One is our unfortunate habit of paying attention to hits while ignoring misses. This is why horoscopes seem to provide insight: We zero in on the information that seems relevant to our lives, and we remember it, while we pay little attention to the rest and immediately forget it. This biased processing of information ensures even when the misses vastly outnumber the hits, the hits will seem to outnumber the misses -- a misperception that has been profitable for psychics and soothsayers since the dawn of time.
This applies to clever people who would never dream of taking horoscopes seriously. Consider Nouriel Roubini, the economist who shot to global gurudom after he correctly predicted the meltdown of 2008. Every time he is interviewed, every time he is introduced to an audience, Roubini's famous call is mentioned. What is never mentioned is that Roubini also called for a recession in the United States in 2004, 2005, 2006, and 2007. Or that after the crash of 2008 he said oil would stay below $40 a barrel throughout 2009 (it doubled in price). Or that he said stocks were going nowhere but down (they soared).
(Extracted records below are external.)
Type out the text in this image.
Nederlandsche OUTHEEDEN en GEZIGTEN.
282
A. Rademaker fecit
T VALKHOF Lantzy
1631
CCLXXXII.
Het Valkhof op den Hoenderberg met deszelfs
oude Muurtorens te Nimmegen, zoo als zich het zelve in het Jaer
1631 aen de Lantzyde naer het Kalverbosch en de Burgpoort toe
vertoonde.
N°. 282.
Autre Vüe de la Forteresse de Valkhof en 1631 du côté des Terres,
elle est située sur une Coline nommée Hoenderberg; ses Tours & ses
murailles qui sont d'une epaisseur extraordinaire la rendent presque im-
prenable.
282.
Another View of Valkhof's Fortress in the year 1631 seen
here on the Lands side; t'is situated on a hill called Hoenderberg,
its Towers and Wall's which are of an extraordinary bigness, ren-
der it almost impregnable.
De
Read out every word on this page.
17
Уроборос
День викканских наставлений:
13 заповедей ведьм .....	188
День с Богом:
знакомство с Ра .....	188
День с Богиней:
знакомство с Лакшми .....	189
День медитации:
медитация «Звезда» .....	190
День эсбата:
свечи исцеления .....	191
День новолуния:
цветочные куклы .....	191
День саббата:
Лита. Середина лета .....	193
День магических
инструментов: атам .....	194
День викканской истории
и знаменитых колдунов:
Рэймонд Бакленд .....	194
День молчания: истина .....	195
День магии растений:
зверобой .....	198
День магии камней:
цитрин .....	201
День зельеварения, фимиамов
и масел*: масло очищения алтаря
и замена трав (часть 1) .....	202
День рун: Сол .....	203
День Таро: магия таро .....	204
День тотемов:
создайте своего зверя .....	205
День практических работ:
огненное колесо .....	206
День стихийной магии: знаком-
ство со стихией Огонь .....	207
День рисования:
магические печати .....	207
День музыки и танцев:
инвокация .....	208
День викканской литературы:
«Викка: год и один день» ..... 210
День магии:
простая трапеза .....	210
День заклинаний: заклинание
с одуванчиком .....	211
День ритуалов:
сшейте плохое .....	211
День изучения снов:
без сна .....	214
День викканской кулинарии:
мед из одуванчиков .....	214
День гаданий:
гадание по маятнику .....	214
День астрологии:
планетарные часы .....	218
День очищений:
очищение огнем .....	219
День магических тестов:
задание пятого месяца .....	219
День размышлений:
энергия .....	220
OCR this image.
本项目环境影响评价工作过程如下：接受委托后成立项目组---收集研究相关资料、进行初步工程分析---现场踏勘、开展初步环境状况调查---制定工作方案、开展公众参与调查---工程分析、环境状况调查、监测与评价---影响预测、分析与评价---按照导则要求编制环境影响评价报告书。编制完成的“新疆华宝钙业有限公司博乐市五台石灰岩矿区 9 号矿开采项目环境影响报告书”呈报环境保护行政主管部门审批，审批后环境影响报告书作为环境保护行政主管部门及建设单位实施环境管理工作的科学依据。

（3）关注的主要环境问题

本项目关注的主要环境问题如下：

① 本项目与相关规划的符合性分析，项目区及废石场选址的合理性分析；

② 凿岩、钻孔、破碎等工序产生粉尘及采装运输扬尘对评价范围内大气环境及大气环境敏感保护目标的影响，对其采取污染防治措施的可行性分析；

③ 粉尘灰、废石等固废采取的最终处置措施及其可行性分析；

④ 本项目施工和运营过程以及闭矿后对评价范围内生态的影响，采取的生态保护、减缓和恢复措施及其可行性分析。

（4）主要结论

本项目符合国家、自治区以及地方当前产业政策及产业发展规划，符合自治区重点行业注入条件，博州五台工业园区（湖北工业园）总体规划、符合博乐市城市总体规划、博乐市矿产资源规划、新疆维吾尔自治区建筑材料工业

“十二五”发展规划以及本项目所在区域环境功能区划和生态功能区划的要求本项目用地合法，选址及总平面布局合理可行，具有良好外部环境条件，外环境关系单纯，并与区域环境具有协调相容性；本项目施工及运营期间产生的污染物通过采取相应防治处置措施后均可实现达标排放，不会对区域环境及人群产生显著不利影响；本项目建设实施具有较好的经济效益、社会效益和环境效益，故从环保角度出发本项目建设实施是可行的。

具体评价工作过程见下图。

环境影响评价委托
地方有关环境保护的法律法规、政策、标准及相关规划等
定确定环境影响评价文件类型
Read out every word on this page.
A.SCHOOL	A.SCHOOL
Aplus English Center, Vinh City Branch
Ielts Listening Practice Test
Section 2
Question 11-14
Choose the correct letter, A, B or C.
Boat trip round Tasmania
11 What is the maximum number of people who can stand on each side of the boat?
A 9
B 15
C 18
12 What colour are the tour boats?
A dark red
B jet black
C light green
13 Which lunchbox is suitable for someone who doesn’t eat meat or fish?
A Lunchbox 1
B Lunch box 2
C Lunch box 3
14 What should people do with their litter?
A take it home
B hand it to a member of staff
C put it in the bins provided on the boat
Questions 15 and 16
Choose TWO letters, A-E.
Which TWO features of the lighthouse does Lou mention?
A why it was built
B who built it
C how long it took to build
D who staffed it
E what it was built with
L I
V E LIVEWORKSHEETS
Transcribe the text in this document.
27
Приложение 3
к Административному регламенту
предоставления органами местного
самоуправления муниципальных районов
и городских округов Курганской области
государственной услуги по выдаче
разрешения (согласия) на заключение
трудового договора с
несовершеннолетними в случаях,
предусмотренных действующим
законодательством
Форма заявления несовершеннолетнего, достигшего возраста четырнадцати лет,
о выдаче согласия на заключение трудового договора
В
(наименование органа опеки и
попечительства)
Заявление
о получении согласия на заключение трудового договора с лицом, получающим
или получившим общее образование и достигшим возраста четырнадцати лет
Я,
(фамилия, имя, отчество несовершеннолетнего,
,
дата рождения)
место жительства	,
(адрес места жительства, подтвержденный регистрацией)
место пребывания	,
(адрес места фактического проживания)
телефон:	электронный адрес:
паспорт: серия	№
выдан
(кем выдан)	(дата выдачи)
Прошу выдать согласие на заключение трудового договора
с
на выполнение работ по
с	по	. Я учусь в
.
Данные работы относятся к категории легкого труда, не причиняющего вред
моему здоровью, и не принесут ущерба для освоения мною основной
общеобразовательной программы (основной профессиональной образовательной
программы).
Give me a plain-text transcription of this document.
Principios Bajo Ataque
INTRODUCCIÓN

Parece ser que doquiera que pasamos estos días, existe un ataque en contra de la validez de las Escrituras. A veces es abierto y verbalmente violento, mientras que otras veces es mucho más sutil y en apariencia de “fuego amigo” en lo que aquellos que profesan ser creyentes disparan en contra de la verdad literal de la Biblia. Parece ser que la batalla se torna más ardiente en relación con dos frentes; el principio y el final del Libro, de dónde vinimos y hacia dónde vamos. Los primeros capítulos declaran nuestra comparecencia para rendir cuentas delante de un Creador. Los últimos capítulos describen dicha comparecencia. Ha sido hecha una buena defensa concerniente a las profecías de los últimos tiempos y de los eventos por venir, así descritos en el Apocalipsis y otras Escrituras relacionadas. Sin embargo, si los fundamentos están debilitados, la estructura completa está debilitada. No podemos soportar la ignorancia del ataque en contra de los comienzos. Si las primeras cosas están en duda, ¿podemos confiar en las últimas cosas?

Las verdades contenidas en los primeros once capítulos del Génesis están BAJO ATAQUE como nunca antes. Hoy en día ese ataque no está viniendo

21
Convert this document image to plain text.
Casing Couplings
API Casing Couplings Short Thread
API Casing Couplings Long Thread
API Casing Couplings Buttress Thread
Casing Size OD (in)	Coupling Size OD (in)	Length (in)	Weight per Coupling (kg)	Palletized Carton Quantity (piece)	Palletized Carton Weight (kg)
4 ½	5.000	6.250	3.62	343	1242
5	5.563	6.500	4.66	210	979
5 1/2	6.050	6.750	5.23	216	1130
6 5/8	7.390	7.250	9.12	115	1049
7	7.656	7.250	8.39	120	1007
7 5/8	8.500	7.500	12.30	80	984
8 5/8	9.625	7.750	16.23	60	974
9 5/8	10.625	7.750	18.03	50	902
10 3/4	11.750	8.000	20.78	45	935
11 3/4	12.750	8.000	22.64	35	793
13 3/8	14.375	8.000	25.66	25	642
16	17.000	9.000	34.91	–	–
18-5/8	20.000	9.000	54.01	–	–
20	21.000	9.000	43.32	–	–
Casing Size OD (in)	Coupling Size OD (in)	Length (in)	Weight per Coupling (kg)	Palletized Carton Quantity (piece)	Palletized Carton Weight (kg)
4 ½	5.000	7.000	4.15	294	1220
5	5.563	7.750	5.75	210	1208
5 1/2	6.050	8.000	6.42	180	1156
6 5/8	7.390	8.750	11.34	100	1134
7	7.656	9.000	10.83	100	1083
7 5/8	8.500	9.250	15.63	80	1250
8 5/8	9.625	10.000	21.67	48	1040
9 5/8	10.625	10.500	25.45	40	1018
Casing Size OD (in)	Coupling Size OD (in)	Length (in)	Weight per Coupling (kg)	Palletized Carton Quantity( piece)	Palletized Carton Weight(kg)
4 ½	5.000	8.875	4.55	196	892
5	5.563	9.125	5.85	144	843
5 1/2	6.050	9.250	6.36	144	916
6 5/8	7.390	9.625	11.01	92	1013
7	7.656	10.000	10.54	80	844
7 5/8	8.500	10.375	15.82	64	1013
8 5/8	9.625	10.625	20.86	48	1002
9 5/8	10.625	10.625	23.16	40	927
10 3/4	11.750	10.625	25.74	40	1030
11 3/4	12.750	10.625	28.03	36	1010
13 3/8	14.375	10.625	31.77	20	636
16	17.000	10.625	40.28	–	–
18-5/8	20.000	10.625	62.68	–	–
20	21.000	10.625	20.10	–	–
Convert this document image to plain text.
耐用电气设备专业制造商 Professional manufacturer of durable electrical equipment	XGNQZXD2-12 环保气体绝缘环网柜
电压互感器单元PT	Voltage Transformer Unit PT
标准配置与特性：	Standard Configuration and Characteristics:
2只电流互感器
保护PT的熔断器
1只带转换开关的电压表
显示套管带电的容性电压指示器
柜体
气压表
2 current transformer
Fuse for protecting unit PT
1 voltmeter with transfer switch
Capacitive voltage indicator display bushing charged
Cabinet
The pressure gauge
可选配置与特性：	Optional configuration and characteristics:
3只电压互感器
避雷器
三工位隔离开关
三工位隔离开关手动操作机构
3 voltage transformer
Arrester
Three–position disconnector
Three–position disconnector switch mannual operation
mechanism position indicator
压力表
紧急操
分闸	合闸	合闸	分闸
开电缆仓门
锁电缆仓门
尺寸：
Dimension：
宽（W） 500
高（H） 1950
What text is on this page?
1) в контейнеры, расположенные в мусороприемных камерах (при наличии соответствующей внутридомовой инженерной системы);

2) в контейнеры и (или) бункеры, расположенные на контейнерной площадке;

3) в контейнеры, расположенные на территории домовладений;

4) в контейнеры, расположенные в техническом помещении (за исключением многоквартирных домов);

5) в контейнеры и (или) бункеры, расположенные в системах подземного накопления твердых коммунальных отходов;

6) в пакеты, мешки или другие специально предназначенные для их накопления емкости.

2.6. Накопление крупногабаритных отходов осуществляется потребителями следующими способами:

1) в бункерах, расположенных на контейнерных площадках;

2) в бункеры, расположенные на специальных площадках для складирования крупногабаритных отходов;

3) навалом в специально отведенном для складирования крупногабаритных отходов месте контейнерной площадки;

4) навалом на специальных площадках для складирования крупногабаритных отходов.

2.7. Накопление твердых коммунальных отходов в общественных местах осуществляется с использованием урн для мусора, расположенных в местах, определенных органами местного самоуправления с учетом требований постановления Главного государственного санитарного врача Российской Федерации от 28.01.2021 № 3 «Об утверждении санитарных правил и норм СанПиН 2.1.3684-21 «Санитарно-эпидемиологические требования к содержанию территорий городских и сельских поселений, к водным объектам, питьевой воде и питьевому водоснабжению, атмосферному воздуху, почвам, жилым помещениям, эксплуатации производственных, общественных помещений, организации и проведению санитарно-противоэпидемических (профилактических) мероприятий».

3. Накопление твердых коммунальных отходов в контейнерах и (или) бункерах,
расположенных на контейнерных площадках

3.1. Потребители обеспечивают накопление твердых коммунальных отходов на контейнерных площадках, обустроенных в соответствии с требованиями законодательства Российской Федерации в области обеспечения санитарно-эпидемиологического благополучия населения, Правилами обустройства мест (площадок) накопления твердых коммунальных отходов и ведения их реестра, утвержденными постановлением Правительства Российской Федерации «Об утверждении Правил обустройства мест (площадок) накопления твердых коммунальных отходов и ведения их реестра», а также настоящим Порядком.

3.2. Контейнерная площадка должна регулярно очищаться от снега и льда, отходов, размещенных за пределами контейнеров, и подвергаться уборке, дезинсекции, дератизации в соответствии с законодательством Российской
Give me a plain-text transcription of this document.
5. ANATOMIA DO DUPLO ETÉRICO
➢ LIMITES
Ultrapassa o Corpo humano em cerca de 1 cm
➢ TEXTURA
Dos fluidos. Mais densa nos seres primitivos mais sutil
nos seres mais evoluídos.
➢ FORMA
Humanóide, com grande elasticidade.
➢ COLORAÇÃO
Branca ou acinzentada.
I'm not saying Roubini simply got lucky in 2008. He's a smart guy with lots of genuine insight. But he's no oracle.
There are many other forecasters whose inflated reputations depend on people touting the hits and ignoring the misses. Former CIBC chief economist Jeff Rubin is one. Another is Paul the Octopus.
Yes, Paul the Octopus. What few have noted about that glorious cephalopod is that World Cup 2010 was not his first foray into prediction. Euro 2008 was: He got a mediocre four right out of six calls.
There are no oracles, not even Paul the Octopus.